If I had to pick a real-life Bad Street Atlanta G-A, maybe I would go with the very south end of Moreland Avenue, past Coco Loco de la Noche. There are just a lot of beige nearly-windowless “sports” bars that seem like weathered men go in there every night and come out with nosebleeds, either from brawls over whether to play trashy honky-tonk or thrash metal in the jukebox, or because of snorting too much hillbilly heroin.

Now a real road – Auburn Avenue.
“Auburn Avenue” by The Spirit of Atlanta (produced by the legendary Tommy Stewart, from the 1973 soundtrack to the never-made film The Burning of Atlanta)

This whoooooole album is sooooooooooo goooooooooooooood. I can only imagine what the movie for which it was recorded would be like. What was the plan for “Buttermilk Bottom“? I am dying to see the heavy nightlife scene for which that was likely intended. There’s also “Hunter Street” (now MLK Drive – thanks jolomo) which is clearly scored for a police chase scene. And if you like funk woodwind and brass riffs, you’ll love the instrumental “Down Underground“!

Here’s one last song with street undertones, while we’re on the subject of Tommy Stewart.
“Atlanta Get Down” by Tommy Stewart (from the 1976? self-titled album)

Do any of those streets or radio stations that get shout outs exist anymore? Simpson Road, no. WQXI was Dr. Don Rose’s station. Someone find out out about the rest.
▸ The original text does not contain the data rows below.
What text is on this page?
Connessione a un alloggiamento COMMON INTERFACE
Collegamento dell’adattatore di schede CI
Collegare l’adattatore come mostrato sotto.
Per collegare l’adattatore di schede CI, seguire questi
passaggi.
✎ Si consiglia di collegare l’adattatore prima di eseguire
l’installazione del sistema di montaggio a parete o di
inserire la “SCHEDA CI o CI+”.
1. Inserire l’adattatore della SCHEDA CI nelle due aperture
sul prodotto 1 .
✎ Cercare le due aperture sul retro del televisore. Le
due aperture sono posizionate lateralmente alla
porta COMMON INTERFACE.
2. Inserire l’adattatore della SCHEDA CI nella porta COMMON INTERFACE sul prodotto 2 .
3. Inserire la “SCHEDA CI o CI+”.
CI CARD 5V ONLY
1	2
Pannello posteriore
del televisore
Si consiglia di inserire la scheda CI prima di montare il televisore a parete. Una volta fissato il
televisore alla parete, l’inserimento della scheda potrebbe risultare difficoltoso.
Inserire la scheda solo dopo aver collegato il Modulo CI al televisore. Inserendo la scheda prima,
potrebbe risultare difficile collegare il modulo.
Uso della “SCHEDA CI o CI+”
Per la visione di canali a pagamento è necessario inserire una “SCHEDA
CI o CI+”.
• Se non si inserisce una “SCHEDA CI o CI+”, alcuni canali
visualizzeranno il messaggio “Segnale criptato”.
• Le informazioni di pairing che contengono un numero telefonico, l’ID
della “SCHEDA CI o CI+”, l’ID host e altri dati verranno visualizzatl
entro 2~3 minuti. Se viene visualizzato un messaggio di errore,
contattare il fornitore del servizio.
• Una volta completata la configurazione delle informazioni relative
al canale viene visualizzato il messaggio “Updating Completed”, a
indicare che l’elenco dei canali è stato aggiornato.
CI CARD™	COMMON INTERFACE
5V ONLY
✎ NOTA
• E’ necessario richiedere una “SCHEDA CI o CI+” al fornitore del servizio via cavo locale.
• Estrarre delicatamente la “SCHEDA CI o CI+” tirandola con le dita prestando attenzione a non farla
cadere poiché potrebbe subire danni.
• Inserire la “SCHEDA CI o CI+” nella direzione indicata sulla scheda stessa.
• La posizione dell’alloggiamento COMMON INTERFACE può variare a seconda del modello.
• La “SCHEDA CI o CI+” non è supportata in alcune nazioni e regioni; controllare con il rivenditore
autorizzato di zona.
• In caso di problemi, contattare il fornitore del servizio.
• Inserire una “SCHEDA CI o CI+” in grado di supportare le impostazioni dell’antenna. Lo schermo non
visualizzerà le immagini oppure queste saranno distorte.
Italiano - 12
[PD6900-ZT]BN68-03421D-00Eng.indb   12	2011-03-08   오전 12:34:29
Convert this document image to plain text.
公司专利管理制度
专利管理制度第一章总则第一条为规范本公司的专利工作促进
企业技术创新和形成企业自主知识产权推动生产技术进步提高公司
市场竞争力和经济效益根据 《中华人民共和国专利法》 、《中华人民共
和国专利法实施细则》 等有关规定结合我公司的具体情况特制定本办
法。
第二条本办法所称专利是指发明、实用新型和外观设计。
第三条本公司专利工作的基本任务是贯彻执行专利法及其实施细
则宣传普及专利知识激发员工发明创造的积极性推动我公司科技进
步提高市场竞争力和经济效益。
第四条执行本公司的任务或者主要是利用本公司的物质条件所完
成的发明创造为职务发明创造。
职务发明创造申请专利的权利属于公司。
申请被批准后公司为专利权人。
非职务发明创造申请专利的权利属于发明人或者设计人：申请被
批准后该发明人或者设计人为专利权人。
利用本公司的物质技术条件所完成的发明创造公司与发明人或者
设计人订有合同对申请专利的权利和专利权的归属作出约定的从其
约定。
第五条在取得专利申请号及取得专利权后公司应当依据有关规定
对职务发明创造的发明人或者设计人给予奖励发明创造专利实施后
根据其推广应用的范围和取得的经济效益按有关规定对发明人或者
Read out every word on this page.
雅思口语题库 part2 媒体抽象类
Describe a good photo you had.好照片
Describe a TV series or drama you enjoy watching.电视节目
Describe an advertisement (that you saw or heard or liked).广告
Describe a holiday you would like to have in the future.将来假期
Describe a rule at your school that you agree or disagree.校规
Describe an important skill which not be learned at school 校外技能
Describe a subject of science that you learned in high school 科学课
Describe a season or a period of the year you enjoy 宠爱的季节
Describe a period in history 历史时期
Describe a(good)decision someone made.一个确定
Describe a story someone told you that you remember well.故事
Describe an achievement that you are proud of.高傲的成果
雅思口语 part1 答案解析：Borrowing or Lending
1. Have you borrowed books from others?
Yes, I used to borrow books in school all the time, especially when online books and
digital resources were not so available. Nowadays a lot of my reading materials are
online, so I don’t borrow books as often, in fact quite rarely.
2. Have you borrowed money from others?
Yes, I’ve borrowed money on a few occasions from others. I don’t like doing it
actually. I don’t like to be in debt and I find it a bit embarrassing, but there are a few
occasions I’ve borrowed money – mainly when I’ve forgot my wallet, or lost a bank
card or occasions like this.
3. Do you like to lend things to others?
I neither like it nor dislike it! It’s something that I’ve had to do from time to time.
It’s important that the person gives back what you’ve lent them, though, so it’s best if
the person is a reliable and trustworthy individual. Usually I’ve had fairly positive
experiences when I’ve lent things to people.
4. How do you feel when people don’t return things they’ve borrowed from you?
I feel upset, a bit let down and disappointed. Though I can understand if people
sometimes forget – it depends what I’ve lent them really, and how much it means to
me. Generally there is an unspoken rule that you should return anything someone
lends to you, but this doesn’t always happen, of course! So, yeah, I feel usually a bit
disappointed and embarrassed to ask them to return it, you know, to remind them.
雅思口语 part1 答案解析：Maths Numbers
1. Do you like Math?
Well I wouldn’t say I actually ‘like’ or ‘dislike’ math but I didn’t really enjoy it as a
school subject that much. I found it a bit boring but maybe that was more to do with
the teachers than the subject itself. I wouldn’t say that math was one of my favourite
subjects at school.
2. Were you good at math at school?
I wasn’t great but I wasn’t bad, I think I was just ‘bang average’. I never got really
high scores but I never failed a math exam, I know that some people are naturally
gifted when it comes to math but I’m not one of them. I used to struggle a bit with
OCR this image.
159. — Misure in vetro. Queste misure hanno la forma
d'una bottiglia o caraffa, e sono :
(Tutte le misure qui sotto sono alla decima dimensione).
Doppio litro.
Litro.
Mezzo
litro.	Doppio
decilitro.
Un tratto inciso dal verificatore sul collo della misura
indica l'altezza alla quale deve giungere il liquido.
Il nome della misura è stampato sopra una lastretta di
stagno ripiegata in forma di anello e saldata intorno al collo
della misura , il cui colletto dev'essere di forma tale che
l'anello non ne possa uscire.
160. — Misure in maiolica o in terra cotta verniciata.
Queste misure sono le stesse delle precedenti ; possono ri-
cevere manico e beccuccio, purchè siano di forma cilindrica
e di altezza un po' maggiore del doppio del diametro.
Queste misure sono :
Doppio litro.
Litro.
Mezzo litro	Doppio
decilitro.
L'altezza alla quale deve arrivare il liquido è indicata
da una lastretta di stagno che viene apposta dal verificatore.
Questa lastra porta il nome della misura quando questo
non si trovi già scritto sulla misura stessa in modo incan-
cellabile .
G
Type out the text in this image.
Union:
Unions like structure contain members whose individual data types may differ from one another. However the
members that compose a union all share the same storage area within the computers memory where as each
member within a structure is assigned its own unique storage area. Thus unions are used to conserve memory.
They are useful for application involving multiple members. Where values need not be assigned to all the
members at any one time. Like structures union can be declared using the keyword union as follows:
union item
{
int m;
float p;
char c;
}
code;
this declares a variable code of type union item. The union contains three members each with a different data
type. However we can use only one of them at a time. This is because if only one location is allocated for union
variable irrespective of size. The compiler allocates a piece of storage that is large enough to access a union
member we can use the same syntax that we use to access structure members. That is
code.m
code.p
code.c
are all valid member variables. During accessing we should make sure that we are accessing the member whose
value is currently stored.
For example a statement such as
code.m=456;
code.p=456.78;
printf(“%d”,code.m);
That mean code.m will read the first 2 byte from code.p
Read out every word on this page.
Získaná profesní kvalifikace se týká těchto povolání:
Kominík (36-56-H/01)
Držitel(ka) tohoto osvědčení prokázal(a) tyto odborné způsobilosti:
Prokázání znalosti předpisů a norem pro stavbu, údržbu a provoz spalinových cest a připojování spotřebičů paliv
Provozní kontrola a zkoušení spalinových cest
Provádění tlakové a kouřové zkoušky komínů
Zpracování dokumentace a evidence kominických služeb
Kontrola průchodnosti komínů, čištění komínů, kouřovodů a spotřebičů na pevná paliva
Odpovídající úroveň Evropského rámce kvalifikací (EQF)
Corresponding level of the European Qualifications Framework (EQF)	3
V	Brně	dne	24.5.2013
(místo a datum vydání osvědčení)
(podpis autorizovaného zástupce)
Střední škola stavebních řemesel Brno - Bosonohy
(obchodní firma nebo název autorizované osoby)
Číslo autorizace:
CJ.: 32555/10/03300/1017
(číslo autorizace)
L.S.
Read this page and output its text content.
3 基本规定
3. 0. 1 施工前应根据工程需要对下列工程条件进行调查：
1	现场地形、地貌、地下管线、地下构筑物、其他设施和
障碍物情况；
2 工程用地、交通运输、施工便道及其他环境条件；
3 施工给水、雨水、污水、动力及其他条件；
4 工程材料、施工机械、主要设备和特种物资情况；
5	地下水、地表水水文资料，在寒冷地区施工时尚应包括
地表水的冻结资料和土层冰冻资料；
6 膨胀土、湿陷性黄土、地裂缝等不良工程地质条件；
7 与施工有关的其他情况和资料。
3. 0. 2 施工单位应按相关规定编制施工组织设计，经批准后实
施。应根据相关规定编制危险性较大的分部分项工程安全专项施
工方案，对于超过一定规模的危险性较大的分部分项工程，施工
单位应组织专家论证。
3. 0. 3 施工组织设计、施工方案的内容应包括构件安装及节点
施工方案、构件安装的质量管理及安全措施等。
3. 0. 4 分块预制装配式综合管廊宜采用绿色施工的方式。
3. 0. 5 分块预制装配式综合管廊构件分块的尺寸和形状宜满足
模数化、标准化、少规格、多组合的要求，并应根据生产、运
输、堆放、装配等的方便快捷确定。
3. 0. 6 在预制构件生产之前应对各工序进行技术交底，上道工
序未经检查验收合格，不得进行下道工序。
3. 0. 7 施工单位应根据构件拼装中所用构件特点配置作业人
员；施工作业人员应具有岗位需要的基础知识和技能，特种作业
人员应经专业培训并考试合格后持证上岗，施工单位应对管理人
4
Now do what the ladies say! GET DOWN!

Previously: Atlanta’s music scene

One Response to “Street hymns”

  1. Edwina Thursday, December 1, 2011 at 9:57 pm #

    My wife is an investigator and had to meet a witness once in one of those nearly-windowless sports bars. I think what she saw there is best described in the words of Victor Hugo:

    “vagabonds who are more than a match for justice; rovers after adventures; chemists of the swindling order, who are always dropping their lives into the melting-pot; people in rags of every shape, and in every style of wearing them; withered fruits of roguery; bankrupt existences; consciences that have filed their schedule; men who have failed in the house-breaking trade (for the great masters of burglary move in a higher sphere); workmen and workwomen in the trade of wickedness; oddities, male and female; men in coats out at elbows; scoundrels reduced to indigence; rogues who have missed the wages of roguery; men who have been hit in the social duel; harpies who have no longer any prey; petty larceners;” etc.